15th Chief of Criminal Investigation Department
- In office 29 October 2022 – 13 August 2024
- Appointed by: Minister of Home Affairs
- Preceded by: Mahbubur Rahman
- Succeeded by: Matiur Rahman Sheikh

Personal details
- Born: Gopalganj, Bangladesh
- Education: MSS (Criminology) MSS (Economics) MBA (Human Resource Management)^{[citation needed]}
- Awards: Bangladesh Police Medal (BPM) President Police Medal (PPM)
- Police career
- Allegiance: Bangladesh
- Branch: Bangladesh Police
- Service years: 1995–2024
- Status: Retired
- Rank: Addl. IGP

= Mohammad Ali Mia =

Mohammad Ali Mia is a retired Bangladeshi police officer who was additional inspector general of police in the Bangladesh Police. He served as the chief of the Criminal Investigation Department (CID). Earlier, he was the chief of the Tourist Police. He was posted in different posts of Bangladesh Police. Among them, he served as police's special branch (SB) DIG, Additional DIG of Dhaka Range, as well as SP of Habiganj and Manikganj districts.

== Early life ==
Mia is from Gopalganj District.

== Career ==
Mia joined the Bangladesh Police as an assistant superintendent of police on 15 November 1995. During the 2001 to 2006 Bangladesh Nationalist Party government, he was sidelined for being from Gopalganj. He served in the Criminal Investigation Department as an additional superintendent of police. In 2007, he was stationed at a diplomatic mission of Bangladesh.

In 2007, Mia was the deputy commissioner of traffic of Chittagong Metropolitan Police. He took action against 1500 illegal tuktuks and praised the media for their reporting that brought attention to the issue. Mia served as the superintendent of police of Narsingdi District, Manikganj District, and Habiganj District.

In 2013, Mia was serving as the additional DIG of Special Branch when he was transferred to Rajshahi Range Police.

Mia was made the chief of the Criminal Investigation Department on 23 August 2022. He had been serving as the head of the Tourist Police after replacing Mahbubur Rahman.
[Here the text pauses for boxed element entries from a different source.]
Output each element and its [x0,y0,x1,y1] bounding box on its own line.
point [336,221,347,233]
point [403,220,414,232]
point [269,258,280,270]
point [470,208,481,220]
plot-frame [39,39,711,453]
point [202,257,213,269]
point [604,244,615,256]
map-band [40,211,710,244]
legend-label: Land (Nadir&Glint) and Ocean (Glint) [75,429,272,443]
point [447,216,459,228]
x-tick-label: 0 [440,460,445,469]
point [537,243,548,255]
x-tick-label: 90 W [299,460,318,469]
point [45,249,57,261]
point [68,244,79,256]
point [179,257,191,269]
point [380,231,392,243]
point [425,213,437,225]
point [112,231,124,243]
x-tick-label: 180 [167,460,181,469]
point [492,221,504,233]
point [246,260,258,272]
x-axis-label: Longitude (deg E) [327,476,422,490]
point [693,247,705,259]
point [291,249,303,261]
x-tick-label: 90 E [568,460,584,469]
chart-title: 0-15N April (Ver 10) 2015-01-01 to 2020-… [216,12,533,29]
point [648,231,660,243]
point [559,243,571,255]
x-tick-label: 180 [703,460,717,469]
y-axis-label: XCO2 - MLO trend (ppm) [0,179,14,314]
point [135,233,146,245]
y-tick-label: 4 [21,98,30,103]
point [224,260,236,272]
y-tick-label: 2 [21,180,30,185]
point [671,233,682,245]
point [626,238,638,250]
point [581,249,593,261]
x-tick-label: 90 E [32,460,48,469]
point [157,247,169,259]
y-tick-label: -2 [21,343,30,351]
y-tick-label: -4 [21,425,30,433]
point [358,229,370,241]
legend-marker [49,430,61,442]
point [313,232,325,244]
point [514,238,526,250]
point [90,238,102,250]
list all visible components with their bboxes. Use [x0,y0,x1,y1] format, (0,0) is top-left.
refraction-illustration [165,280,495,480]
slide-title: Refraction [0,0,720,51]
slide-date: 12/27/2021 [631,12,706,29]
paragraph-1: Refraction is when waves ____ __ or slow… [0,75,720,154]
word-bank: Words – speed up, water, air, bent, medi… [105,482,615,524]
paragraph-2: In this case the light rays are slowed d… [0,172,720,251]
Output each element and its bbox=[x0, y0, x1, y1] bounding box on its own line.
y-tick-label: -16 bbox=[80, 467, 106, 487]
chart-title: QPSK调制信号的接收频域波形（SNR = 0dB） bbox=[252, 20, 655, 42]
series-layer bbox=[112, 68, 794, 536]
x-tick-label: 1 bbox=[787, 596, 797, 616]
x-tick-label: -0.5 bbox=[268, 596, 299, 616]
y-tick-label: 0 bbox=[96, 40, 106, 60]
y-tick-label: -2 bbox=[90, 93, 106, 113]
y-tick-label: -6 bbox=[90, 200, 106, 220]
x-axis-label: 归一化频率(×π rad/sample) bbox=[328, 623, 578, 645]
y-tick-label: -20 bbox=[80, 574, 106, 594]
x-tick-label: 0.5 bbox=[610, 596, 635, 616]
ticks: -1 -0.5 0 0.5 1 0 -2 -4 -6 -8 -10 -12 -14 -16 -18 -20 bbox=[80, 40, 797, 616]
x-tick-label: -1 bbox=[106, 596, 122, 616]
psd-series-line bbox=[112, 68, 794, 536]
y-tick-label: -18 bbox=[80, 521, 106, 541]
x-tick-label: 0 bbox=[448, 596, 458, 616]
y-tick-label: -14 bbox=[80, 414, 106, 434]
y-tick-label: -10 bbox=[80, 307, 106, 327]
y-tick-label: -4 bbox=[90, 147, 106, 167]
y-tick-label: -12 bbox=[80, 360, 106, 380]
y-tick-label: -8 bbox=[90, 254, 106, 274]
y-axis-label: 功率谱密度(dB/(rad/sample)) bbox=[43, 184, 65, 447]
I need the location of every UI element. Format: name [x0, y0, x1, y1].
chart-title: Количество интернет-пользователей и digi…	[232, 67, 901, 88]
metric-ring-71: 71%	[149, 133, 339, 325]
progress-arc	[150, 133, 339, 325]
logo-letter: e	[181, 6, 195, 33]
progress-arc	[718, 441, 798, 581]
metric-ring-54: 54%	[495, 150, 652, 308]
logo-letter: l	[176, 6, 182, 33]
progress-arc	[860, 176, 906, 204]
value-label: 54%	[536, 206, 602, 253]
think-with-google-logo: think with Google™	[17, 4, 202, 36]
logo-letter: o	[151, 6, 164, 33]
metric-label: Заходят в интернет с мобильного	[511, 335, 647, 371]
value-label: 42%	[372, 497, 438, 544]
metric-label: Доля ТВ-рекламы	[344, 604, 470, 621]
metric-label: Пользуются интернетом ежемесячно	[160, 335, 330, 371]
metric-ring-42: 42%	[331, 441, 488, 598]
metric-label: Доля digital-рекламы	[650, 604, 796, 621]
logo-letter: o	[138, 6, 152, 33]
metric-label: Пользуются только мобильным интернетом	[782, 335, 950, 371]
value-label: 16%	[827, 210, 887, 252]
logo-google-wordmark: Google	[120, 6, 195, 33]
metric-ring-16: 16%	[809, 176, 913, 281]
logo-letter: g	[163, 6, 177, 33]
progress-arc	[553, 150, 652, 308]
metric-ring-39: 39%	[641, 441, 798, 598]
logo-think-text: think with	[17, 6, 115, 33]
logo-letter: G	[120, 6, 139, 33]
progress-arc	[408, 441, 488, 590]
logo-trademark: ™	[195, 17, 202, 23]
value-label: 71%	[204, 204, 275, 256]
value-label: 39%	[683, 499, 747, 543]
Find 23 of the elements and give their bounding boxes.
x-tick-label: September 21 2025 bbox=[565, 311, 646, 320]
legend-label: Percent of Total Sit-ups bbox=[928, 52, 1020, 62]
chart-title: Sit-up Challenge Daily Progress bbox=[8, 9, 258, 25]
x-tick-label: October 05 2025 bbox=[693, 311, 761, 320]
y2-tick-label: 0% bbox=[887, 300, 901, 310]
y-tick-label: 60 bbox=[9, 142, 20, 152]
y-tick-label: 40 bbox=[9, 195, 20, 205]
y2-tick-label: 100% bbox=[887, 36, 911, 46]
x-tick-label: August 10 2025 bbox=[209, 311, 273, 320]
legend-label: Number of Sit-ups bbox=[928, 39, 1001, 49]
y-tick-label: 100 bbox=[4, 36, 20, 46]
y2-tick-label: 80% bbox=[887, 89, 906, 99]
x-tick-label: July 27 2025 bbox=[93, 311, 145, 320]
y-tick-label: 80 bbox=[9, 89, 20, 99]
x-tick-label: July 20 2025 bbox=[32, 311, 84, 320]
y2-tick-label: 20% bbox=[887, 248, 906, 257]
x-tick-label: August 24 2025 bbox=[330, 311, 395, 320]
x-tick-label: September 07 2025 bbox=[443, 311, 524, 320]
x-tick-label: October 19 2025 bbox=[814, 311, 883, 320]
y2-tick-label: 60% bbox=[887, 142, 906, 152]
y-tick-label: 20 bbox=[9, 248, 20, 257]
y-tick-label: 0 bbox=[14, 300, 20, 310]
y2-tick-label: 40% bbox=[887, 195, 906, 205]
As CID chief, he talked about his intention to crack down on Hundi networks due to the volatile situation of the foreign currency exchange market in Bangladesh. He played a critical role in uncovering the illegal Hundi businesses carried out by the MFS agents and their distribution houses. Furthermore, he spearheaded CID in targeting different financial institutions, organized crime syndicates, real estate firms, trade-based sectors, and even non-profitable organizations on allegations of money laundering. He enhanced and expanded the services of the Cyber Monitoring Cell of CID to combat cybercrime rackets such as fraud apps, Ponzi scheme-based e-commerce websites, betting apps, etc. He led the initiative in the drive against medical examination question paper leakers who had been active in their criminal operation for the last 16 years.

Mia was sent into forced retirement after the fall of the Sheikh Hasina-led Awami League government.